Here at the lake, the Fløibanen company offers free canoeing and SUP (Stand Up Paddle)
rental during the summer season. You also have the option to rent a bicycle and go for a ride on the paths.
Ⓒ Fløibanen
Snowshoe Rental
During the winter, snowshoeing is a good option. Even when the streets of Bergen are bare, there's snow on the mountain because the temperature is usually much lower.
Currently, the Fløibanen company has ten pairs of snowshoes ready to be booked. If you belong to a group of visitors and make sure to book early, the staff will even offer to join you on your tour!
Why is Fløyen so Attractive?
There is no doubt that Anita Nybø and the rest of her team at Fløibanen have worked hard to develop the destination throughout the past years, and it has been rewarding for Bergen in many ways.
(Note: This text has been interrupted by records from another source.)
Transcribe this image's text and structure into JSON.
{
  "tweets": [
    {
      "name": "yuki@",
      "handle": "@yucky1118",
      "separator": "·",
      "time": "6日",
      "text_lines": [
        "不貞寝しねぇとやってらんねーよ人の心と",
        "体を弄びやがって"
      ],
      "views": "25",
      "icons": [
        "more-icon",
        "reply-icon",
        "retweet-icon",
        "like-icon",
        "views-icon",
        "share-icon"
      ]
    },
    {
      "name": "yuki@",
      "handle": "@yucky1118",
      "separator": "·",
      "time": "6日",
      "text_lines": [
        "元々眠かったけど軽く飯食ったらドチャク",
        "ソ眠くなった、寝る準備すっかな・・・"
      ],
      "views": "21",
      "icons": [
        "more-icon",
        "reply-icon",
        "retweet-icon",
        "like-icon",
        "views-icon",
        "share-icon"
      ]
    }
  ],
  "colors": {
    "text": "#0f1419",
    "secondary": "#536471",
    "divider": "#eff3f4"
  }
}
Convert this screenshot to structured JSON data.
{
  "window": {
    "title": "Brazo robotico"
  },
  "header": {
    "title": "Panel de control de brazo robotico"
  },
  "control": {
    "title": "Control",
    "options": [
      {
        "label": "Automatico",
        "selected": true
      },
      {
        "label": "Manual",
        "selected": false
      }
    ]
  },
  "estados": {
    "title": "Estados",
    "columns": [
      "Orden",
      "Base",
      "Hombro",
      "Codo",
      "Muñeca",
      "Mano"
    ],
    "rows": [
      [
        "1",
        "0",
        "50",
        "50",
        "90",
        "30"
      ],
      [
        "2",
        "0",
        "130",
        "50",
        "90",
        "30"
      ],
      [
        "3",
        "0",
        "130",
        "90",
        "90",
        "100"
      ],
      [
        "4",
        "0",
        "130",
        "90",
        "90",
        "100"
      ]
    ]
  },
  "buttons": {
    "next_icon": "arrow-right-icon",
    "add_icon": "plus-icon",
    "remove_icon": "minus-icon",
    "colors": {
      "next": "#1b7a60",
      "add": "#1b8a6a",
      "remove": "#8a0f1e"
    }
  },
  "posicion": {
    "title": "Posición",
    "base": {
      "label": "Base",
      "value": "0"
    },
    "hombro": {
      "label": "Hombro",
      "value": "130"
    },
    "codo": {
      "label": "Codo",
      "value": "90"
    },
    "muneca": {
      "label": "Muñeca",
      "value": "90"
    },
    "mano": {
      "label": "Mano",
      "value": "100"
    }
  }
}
Over the past eight years, the company has gone from a turnover of NOK 49 million in 2015 to NOK 130 million in 2019.
However, it is at Anita states:
“You need to create activities that make the site so attractive that people want to spend their time there. And what is good for those who live here, will always be good for those who come to visit”.
In many ways, this is also the case for Havila Voyages. The shipping company’s social mission of transporting people, goods, and mail along the Norwegian coast is important and nice for those who live there. It goes without saying that it’s nice for the tourists too!